Congratulations Mr Chris Roberts from Olney, Bucks, who correctly identified the non-potato vegetables in our Potato Family Quiz. A family ticket for the Aylsham Food Festival Big Slow Brunch on 7 October is on it’s way.
Eighty three people who passed through the Food and Farming tent at the Aylsham Show in August entered our quiz to identify which foods were NOT members of the potato family. Only eight people correctly identified all three species; 26 people had two right answers and 49 people had one or no right answers. The explanation of the eight vegetables in the quiz is given below.
The potato family, Solanaceae, is a family of flowering plants that contains a number of important agricultural crops as well as many toxic plants. It is also informally known as the nightshade family.
It consists of about nearly 100 genera (genus is the first scientific name given) and over 2,500 species (the second scientific name given). They include herbs, shrubs and trees, mainly in the tropical Americas. One of their characteristics is the possession of alkaloid (often poisonous but used in medicine) chemicals; some species have more and some have little. Tobacco, deadly nightshade, henbane are members of the family full of alkaloids and poisonous.
Tomatoes, aubergines and potatoes are all members of the genus Solanum, which is the largest genus in the Family, accounting for half its species. Capsicum peppers (including chilli peppers) are members of the closely-related genus Capsicum. Their edible parts all come from the stem –potatoes are called tubers, which is a specialised part of the stem for storage.

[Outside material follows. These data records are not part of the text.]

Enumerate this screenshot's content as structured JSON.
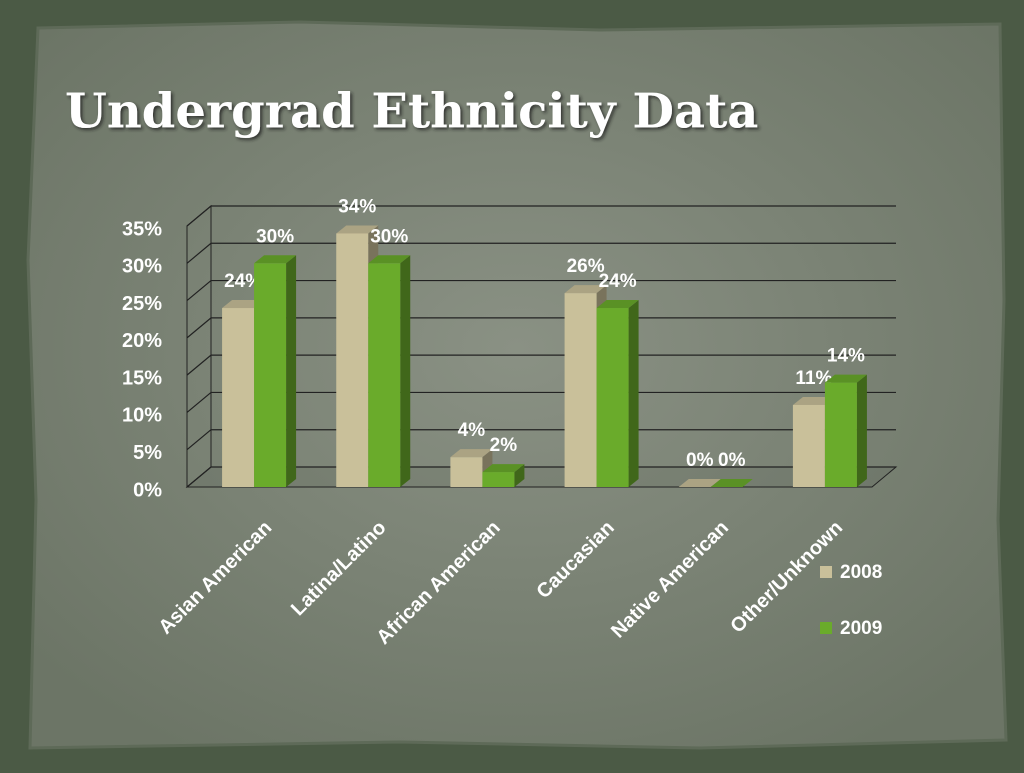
{
  "chart_data": {
    "type": "bar3d",
    "title": "Undergrad Ethnicity Data",
    "categories": [
      "Asian American",
      "Latina/Latino",
      "African American",
      "Caucasian",
      "Native American",
      "Other/Unknown"
    ],
    "series": [
      {
        "name": "2008",
        "color": "#c9c09a",
        "values": [
          24,
          34,
          4,
          26,
          0,
          11
        ],
        "value_labels": [
          "24%",
          "34%",
          "4%",
          "26%",
          "0%",
          "11%"
        ]
      },
      {
        "name": "2009",
        "color": "#6aab2b",
        "values": [
          30,
          30,
          2,
          24,
          0,
          14
        ],
        "value_labels": [
          "30%",
          "30%",
          "2%",
          "24%",
          "0%",
          "14%"
        ]
      }
    ],
    "ylim": [
      0,
      35
    ],
    "yticks": [
      {
        "value": 0,
        "label": "0%"
      },
      {
        "value": 5,
        "label": "5%"
      },
      {
        "value": 10,
        "label": "10%"
      },
      {
        "value": 15,
        "label": "15%"
      },
      {
        "value": 20,
        "label": "20%"
      },
      {
        "value": 25,
        "label": "25%"
      },
      {
        "value": 30,
        "label": "30%"
      },
      {
        "value": 35,
        "label": "35%"
      }
    ],
    "grid": true,
    "legend": "right"
  }
}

Several common garden plants are also in the family, such as Petunias are also in the family. The five species illustrated in the quiz are all named above – tomato, deadly nightshade, tobacco, chilli peppers and aubergine – are thus all potato family.
Turnip is a swollen root, a member of the cabbage family and genus, Brassica. Sweet potato is also a swollen root of the genus Ipomea, a member of the bindweed family, vines.
Butternut squash, related to pumpkin, is the fruit of another vine species, called Curcubita.